O cenário político fluminense foi agitado recentemente com o anúncio da pré-candidatura de Pedro Paulo (PSD) ao Senado pelo Rio de Janeiro. A notícia, divulgada por Gilberto Kassab, presidente nacional do PSD, acendeu um sinal de alerta imediato entre os membros do Partido Liberal (PL) no estado. Essa movimentação estratégica do PSD é vista como um fator que pode reconfigurar a disputa pelas vagas no Senado, especialmente em um contexto onde a centro-esquerda já demonstra força nas pesquisas de intenção de votos, gerando apreensão sobre o equilíbrio de poder no legislativo federal.
A disputa acirrada pelas vagas no senado fluminense
A preocupação do PL fluminense se intensifica diante do panorama eleitoral atual, que aponta para uma disputa acirrada. Com Benedita da Silva (PT) liderando as pesquisas de intenção de votos para o Senado, há um receio palpável entre os correligionários do ex-presidente Jair Bolsonaro (PL) de que o campo de centro-esquerda consiga eleger ambos os senadores nesta eleição. Este cenário representaria um revés significativo para o PL, que busca consolidar sua influência e representatividade no estado. A entrada de um nome com o histórico e a base de apoio de Pedro Paulo no páreo pode fragmentar ainda mais os votos e dificultar a estratégia bolsonarista de manter ou expandir sua bancada.
O cenário político e a estratégia do PL no rio
Apesar de contar com o apoio de uma base considerável de prefeitos, estimada em ao menos 65 dos 92 municípios do estado, o Partido Liberal tem enfrentado dificuldades para traduzir esse suporte em intenções de voto expressivas nas urnas. Nomes como Carlos Jordy, Sóstenes Cavalcante e Carlos Portinho, todos cotados para uma possível substituição de Cláudio Castro como candidato ao Senado, têm pontuado abaixo de 10% nas pesquisas até o momento. Essa performance tímida gera incerteza sobre a capacidade do PL de garantir uma das vagas em disputa, mesmo com o respaldo de lideranças municipais e a máquina partidária. A falta de um candidato com maior projeção nacional ou estadual é um desafio para a legenda.

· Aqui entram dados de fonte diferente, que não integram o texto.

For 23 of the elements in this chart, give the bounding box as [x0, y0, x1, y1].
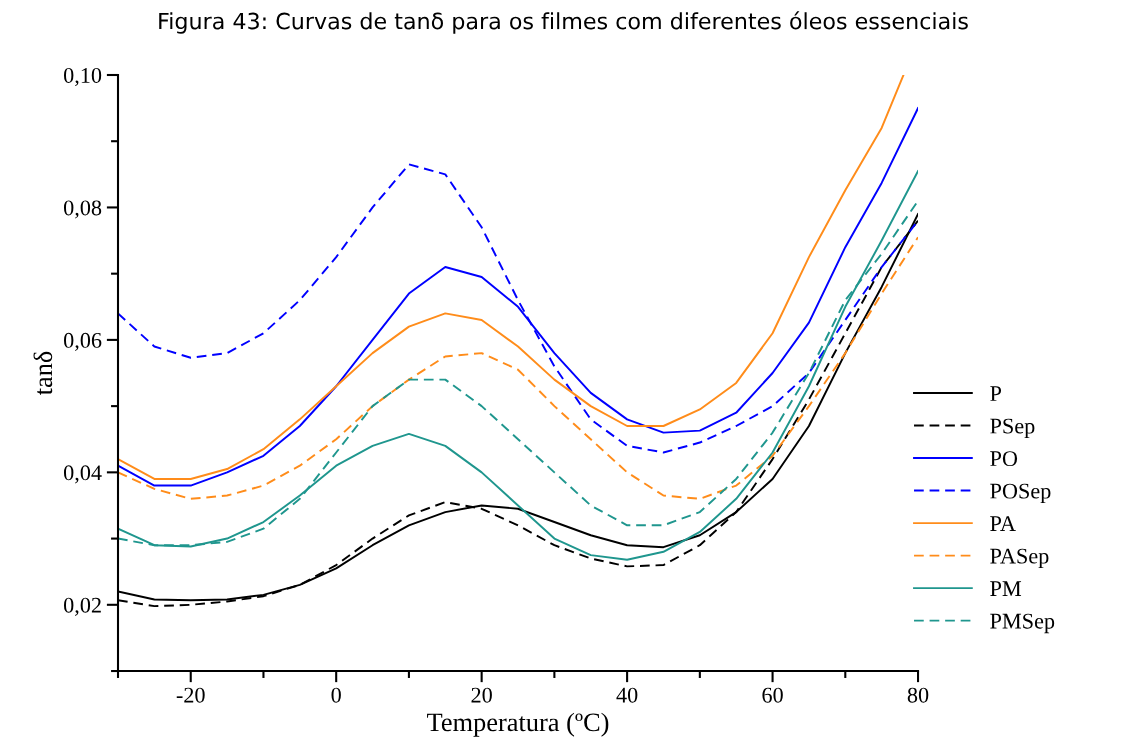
legend-label: PMSep — [990, 613, 1055, 634]
y-tick-label: 0,04 — [63, 465, 102, 484]
legend-label: PO — [990, 451, 1018, 467]
legend-label: PA — [990, 516, 1016, 531]
y-tick-label: 0,10 — [63, 67, 102, 87]
legend-label: PSep — [990, 418, 1035, 439]
line-series — [118, 236, 919, 500]
x-tick-label: 20 — [471, 687, 492, 703]
legend-label: PM — [990, 581, 1022, 596]
x-axis-title: Temperatura (ºC) — [427, 712, 609, 737]
y-tick-label: 0,02 — [63, 597, 101, 616]
legend-label: PASep — [990, 548, 1049, 569]
chart-title: Figura 43: Curvas de tanδ para os filmes com diferentes óleos essenciais — [159, 11, 968, 34]
x-tick-label: 40 — [616, 687, 638, 703]
x-tick-label: 60 — [762, 687, 783, 703]
legend-label: P — [990, 386, 1002, 401]
legend-label: POSep — [990, 483, 1051, 504]
y-tick-label: 0,08 — [63, 200, 102, 219]
y-tick-label: 0,06 — [63, 332, 102, 352]
x-tick-label: 80 — [907, 687, 929, 703]
x-tick-label: 0 — [331, 687, 341, 703]
x-tick-label: -20 — [176, 687, 205, 703]
y-axis-title: tanδ — [33, 351, 53, 396]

Pedro paulo como fator de desequilíbrio na candidatura ao senado
Pedro Paulo, que atualmente preside o diretório estadual do PSD fluminense, é percebido como uma “ameaça” direta aos planos do PL e à sua hegemonia. Sua força reside no apoio consolidado de vereadores de diversas cidades do interior do estado, o que lhe confere capilaridade e potencial de mobilização eleitoral em regiões estratégicas. Além disso, a possibilidade de Pedro Paulo compor o palanque do presidente Luiz Inácio Lula da Silva (PT) é um elemento que adiciona complexidade ao quadro. Essa aliança potencial poderia fortalecer não apenas a própria candidatura de Pedro Paulo, mas também a do prefeito Eduardo Paes (também do PSD) em municípios do interior, criando uma frente unida e robusta contra os adversários.
Implicações de uma possível aliança de centro-esquerda
A articulação de uma dobradinha entre “Benedita e Pedro Paulo” é vista como uma estratégia eficaz para o campo de centro-esquerda, visando maximizar suas chances de vitória. Caso essa aliança se concretize, os vereadores do PSD e do PT passariam a trabalhar em conjunto, potencializando a campanha de ambos os candidatos ao Senado em todo o estado. O objetivo claro dessa movimentação seria desbancar o PL, que atualmente detém as três vagas do Rio no Senado, e reverter o domínio bolsonarista. A perda dessas posições representaria um duro golpe para o projeto político do PL no estado, alterando significativamente a correlação de forças no legislativo federal e o panorama político local.